Two cars loaded with explosives were detonated minutes apart near the busy Zobe intersection, followed by gunfire.

“I was one of the first security officers to reach the area. I saw the bodies of nine people, most of them civilians, including women and children,” security official Ahmed Ali said, adding that dozens were injured.

Another security official, Yusuf Abdullahi, exacted a similar tribute.

Police spokesman Sadik Dudishe did not give a death toll but said the incident was being investigated.

“The ruthless terrorists killed mothers. Some of them died with their children on their backs,” he told reporters at a news conference, adding the attackers targeted “students and other civilians.”

The security forces’ response prevented the attackers from reaching their intended location, Dudishe said.

The afternoon blasts shattered windows of nearby buildings, threw up shrapnel and clouds of smoke and dust.

Abdirahman Ise, a witness, said the road was busy when the first explosion went off.

“I saw huge smoke around the ministry area and there is massive destruction,” said another witness, Amino Salad.

The attack happened at a busy intersection where a truck loaded with explosives exploded on October 14, 2017, killing 512 people and injuring more than 290.

There was no immediate admission of responsibility for the attack, but the Islamist group al-Shabaab remains a potent force in the troubled Horn of Africa nation, despite multinational efforts to weaken its leadership.

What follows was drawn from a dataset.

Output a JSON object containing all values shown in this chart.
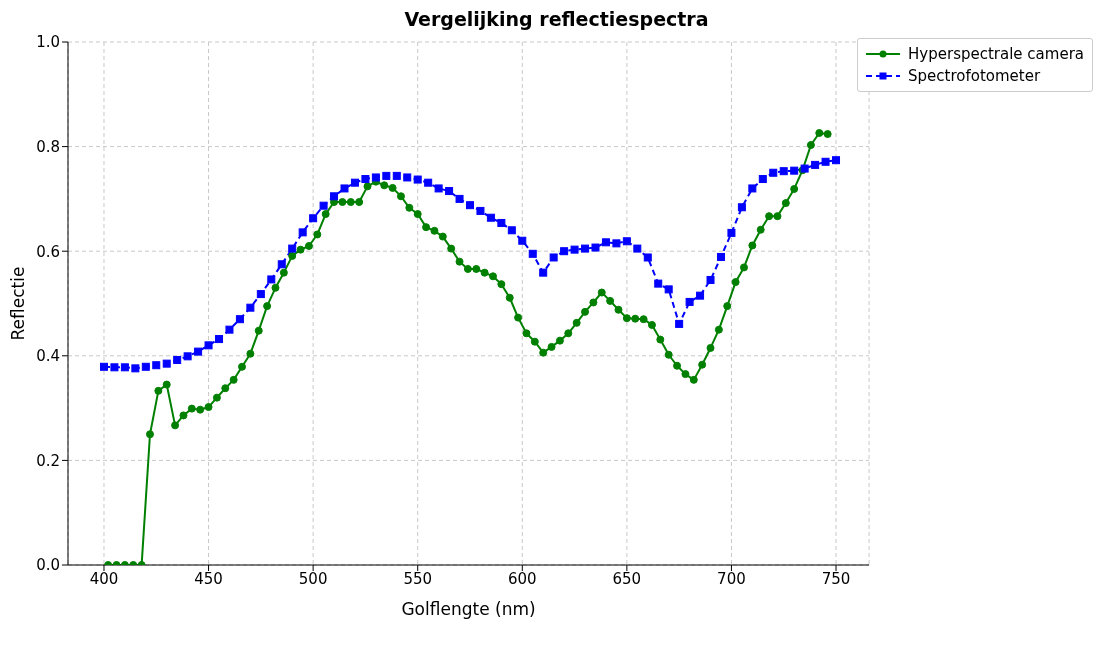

The jihadists have been trying to overthrow the fragile, foreign-backed government in Mogadishu for about 15 years.

Its fighters were driven out of the capital by an African Union force in 2011, but the group still controls tracts of land and is capable of launching deadly strikes on civilian and military targets.

They use threats of violence to collect taxes in areas under their jurisdiction.

The group claimed responsibility for an attack on a hotel in the port city of Kismayo last week that killed nine and wounded 47 others.

In August, the group launched a 30-hour gun and bomb attack on the popular Hayat Hotel in Mogadishu, killing 21 and wounding 117.

– ‘Total war’ –

Somalia’s President-elect Hassan Sheikh Mohamud, elected in May, has vowed to wage an “uncompromising war” on the Islamists following the August siege.

In September, he urged citizens to stay away from areas controlled by jihadists and said the armed forces and tribal militias would step up offensives against them.

A joint US-Somalia drone strike on October 1 killed one of the militants’ senior commanders.

Just hours after his death was announced, a triple bomb blast killed at least 30 people in the southern town of Beledweyne.

In addition to the violence, Somalia – like its neighbors in the Horn of Africa – is being hit by its worst drought in more than 40 years. Four failed rainy seasons have wiped out livestock and crops.

The conflict-torn nation is considered one of the most vulnerable to climate change but is particularly ill-equipped to deal with the crisis as it battles the deadly Islamist insurgency.